Sendo assim, foi dada, ao artigo 625-D da Consolidação das Leis do Trabalho, interpretação conforme a Constituição Federal, e a passagem pela CCP é facultativa, não constituindo condição da ação ou pressuposto processual.

O membro da CCP, representante dos empregados, desenvolverá as atividades normais da empresa e somente será afastado quando convocado para atuar como conciliador, devendo ser computado este período no tempo de serviço. Nesse sentido, trata-se de hipótese de interrupção do contrato de trabalho.

A CCP poderá ser provocada por escrito ou oralmente (sendo reduzido a termo) e, uma vez provocada, será aberto um prazo de 10 (dez) dias para a realização da sessão de tentativa de conciliação.

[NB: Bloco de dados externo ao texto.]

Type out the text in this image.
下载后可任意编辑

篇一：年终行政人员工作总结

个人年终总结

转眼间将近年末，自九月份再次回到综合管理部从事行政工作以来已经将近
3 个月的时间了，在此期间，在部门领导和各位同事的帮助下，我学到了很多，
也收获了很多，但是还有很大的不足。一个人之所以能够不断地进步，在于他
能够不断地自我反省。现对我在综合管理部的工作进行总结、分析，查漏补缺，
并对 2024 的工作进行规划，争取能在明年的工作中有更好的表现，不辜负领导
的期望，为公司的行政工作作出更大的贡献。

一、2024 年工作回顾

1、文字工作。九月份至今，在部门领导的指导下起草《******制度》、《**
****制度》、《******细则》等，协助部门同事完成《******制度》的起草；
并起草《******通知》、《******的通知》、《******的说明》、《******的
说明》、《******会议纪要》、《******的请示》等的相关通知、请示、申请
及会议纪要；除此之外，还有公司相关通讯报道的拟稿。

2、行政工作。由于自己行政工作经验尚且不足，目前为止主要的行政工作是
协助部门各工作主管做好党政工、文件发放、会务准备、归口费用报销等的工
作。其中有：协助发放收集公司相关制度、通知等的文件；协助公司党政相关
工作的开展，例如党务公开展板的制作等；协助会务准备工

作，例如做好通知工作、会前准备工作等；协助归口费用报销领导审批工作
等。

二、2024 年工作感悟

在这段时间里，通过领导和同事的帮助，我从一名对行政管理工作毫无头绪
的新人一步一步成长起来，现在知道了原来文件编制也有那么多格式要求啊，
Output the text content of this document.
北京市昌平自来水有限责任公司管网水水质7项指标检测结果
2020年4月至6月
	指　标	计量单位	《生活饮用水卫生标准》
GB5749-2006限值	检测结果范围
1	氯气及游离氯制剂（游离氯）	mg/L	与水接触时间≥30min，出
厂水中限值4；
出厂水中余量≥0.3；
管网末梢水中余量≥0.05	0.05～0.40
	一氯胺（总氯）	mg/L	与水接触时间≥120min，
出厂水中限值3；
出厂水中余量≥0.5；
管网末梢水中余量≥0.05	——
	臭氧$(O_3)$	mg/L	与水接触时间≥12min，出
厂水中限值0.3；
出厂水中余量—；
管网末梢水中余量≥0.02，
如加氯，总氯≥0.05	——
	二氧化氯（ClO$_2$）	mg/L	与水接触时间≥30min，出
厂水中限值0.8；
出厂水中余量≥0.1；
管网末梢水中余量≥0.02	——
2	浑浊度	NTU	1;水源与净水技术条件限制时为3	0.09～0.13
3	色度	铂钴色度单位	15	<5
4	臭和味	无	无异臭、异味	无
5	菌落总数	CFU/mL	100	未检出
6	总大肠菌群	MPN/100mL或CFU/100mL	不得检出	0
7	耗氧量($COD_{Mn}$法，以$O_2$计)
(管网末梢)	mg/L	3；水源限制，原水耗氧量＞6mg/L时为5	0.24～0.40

No caso de ocorrer a conciliação, deverá ser lavrado o termo de conciliação. Segundo o parágrafo único do artigo 625-E da Consolidação das Leis do Trabalho, o termo “é título executivo extrajudicial e terá eficácia liberatória geral, exceto quanto às parcelas expressamente ressalvadas”.

Apesar da literalidade da norma, há uma linha de entendimento que sustenta a possibilidade de discussão desse termo perante o Poder Judiciário, tanto no aspecto processual quanto na seara meritória. Nesse sentido, alguns autores entendem que o dispositivo celetista deve ser interpretado teleologicamente, de forma que a eficácia liberatória do termo apenas deve abranger as parcelas expressamente consignadas, ou seja, independentemente de eventual ressalva.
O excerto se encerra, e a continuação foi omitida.